Yes, yes, 16-year old New Zealander, writes her own songs, hot success, Royals- you have read all the press releases and accolades, I’m sure. You may have even developed an allergic reaction to Royals due to that song being played to death on radio and covered to, well, deader than dead by way too many aspiring stars on YouTube. It’s a shame, really, as Royals is a solid song, with great production values, catchy beats, and strong and impressively mature vocals from this young lady.
That’s just the tip of the iceberg here. Tennis Court has some pretty pretentious lyrics, but it sounds great, if a little similar to Royals. 400 Lux and Ribs show different sides of Lorde, however, and these are nice sides. Ribs is faster, catchier yet retaining the angst and blues that define Lorde’s songs str0ngly in this album. Buzzcut Season is a catchy song with a cheery tune, but the words are depressingly bleak as the song is about knowing that one’s life is going nowhere but down, but defiantly living for the moment nonetheless. Team is my favorite song here, although it’s also the most obvious track one can pick to present in court as evidence that Lorde is a clone of Lana Del Rey, manufactured in a Kiwi plant. It is also the weakest song, lyrically, but Lorde manages to sell the message – angry teens living in squalor, tired of being ignored by more privileged people – with verve and style.
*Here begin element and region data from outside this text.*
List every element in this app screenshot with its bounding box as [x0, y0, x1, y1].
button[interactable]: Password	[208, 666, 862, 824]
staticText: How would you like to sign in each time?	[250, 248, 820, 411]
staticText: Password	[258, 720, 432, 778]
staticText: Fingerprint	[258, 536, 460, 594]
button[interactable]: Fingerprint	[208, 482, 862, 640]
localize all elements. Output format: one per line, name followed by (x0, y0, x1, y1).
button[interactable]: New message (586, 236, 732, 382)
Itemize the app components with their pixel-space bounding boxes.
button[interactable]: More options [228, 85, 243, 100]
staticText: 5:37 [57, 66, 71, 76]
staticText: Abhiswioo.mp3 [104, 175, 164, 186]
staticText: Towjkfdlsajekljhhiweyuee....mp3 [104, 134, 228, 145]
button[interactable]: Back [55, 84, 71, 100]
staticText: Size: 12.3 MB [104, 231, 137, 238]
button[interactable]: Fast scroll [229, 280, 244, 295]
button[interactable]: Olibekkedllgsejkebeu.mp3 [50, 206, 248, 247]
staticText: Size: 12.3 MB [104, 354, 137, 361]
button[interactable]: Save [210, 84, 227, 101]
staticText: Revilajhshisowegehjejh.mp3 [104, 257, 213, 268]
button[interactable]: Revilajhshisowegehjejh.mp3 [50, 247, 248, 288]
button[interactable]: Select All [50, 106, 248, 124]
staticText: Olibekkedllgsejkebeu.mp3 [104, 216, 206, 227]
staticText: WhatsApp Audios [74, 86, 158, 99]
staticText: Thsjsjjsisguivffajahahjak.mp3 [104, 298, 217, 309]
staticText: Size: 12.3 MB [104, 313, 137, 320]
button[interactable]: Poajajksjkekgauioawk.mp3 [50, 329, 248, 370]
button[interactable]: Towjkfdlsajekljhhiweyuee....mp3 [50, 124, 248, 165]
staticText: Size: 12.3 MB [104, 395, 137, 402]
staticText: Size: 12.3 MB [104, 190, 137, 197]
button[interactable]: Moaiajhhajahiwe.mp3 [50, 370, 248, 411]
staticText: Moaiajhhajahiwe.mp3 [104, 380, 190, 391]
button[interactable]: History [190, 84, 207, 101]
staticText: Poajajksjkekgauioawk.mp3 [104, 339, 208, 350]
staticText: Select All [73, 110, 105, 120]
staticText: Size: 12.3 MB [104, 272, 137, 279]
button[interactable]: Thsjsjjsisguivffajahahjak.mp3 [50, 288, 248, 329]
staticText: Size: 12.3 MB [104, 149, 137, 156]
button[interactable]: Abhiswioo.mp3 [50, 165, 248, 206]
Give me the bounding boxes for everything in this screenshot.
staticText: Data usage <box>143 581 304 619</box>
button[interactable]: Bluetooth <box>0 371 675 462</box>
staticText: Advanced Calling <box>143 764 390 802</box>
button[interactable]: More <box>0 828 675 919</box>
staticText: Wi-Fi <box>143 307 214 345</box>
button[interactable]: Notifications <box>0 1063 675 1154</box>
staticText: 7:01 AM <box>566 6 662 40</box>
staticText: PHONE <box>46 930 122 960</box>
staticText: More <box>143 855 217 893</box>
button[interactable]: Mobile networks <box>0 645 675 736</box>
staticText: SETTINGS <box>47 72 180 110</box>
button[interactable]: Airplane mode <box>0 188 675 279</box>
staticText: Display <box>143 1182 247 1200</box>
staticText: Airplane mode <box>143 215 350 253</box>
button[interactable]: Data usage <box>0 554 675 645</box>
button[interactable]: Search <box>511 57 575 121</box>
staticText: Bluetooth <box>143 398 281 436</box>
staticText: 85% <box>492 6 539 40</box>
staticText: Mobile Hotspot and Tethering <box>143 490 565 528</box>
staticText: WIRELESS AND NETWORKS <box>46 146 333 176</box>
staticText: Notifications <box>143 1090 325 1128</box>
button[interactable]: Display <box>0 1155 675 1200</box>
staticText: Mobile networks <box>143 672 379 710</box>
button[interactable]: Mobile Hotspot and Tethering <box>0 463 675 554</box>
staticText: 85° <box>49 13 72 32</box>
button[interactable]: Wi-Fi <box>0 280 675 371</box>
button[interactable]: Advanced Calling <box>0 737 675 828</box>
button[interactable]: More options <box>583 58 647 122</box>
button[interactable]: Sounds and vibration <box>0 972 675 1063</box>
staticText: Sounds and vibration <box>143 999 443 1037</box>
If there is a flaw in this album, it’s the fact that we have a young girl singing about things that are far bigger than her. At the end of the day, Lorde is singing about social inequality and anger through the lens of a teenage girl. It’s hard to fully buy these messages, although this is not really her fault. Not that I’m suggesting that she should sing about hot boys and making out in the backseats, or that teenagers are clueless about these things – what I am saying here is that, at the end of the day, these songs lack that a sense of conviction or anger to fuel them and make them something more than well-produced songs that are very well-performed by a young lady.
This isn’t a bad thing, actually. It just means that one day this young lady may come up with something that sounds good to and resonates emotionally with me. Right now, Pure Heroine is pure heroin to the ears. The songs stick to the head like gorgeous ear worms, and while she does sound like Lana Del Rey’s mini-me at times, at least her lyrics feel more grown-up than Ms Del Rey’s.